Have you looked at the recent IDC report that talks about the IT investment and spend to get to Vista?

Customers need to know that a significant investment is involved and have to question whether the upgrade is giving them significantly more than they could have got from existing free or low cost services.

Ugrades are notorious for delivering poor payback so why suck money from innovation when substantially the same experience could be achieved more economically?
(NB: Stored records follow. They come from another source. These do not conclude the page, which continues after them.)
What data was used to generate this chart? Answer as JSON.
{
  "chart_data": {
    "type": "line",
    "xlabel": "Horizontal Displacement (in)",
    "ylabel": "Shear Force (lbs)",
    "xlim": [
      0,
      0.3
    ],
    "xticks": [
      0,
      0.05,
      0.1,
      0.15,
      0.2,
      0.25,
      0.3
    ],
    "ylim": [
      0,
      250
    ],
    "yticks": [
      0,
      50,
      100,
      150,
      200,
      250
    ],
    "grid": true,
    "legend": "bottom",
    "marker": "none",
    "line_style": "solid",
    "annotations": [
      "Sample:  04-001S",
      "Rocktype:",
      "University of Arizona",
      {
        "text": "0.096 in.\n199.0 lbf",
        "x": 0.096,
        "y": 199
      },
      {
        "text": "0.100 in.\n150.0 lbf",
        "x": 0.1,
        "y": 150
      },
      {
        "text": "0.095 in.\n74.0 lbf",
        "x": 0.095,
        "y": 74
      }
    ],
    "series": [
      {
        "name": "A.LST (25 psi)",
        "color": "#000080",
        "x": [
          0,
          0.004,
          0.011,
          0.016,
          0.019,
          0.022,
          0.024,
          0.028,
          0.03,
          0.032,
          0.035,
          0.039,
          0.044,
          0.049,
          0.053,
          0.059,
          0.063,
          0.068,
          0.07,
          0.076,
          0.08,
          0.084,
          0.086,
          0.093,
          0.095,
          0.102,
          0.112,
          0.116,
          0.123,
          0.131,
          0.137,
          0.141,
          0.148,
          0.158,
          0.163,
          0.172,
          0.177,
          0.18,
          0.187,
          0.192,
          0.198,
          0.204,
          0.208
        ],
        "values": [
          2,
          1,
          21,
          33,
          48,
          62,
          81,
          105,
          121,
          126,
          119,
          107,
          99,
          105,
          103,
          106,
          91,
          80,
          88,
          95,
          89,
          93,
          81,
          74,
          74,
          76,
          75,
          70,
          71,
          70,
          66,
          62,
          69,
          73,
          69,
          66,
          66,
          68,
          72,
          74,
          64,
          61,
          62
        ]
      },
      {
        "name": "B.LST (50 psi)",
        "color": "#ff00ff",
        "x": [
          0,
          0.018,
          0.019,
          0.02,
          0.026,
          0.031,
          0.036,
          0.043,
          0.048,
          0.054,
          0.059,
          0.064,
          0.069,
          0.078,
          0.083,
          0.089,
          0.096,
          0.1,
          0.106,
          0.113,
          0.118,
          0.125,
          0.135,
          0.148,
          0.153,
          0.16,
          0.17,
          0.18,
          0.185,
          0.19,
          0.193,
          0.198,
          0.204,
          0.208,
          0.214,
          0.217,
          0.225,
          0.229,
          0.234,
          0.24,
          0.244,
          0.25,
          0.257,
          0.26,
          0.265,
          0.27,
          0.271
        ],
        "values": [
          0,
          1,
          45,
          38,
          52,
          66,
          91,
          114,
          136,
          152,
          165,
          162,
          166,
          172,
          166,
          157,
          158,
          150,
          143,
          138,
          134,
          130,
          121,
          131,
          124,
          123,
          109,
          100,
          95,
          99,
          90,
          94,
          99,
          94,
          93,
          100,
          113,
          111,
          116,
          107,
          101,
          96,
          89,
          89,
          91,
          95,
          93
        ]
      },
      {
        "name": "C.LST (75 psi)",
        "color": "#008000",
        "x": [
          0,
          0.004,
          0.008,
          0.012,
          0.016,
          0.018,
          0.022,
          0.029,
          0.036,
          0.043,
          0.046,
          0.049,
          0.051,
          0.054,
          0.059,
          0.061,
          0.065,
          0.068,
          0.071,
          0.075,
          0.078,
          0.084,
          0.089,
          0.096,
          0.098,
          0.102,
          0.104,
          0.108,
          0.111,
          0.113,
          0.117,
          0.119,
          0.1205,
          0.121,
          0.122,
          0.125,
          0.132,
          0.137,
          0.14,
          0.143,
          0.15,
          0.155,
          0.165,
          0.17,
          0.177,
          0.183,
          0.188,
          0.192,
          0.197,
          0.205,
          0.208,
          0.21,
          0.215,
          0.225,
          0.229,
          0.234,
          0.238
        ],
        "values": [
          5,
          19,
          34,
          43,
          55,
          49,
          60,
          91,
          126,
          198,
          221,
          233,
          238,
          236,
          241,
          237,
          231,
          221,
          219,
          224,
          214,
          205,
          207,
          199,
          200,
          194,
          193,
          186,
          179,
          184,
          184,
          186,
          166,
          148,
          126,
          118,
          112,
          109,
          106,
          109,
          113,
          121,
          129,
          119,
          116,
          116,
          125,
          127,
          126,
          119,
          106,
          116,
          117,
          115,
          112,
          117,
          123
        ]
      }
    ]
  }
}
Many thanks for your response Dennis.

I think it is up to individual IT managers to weigh up the benefits of Vista against the cost to deploy, including hardware upgrades. I'm sure ROI proposals are being compiled and studied closely by businesses across the UK as we speak. It's fair to say that the typical offering from hardware vendors today is more than capable of deploying Vista, and as with XP it will become the defacto operating system for business PCs in the UK. This may not be the compelling event that is perhaps dreamed of by Microsoft, but it is absolutely clear that it is an inevitable event we all need to plan for.

I've now seen reports indicating that M$ expects Vista to be the full employment charter for VARs over the next 5 years. They're talking $13 per $1 on Vista for hardware, support, services etc. That's just plain nuts given I can do everything Vista offers now for...$0.

And how is this going to compete with the coming online services that don't depend on any particular OS or browser? I just don't see it. Sorry.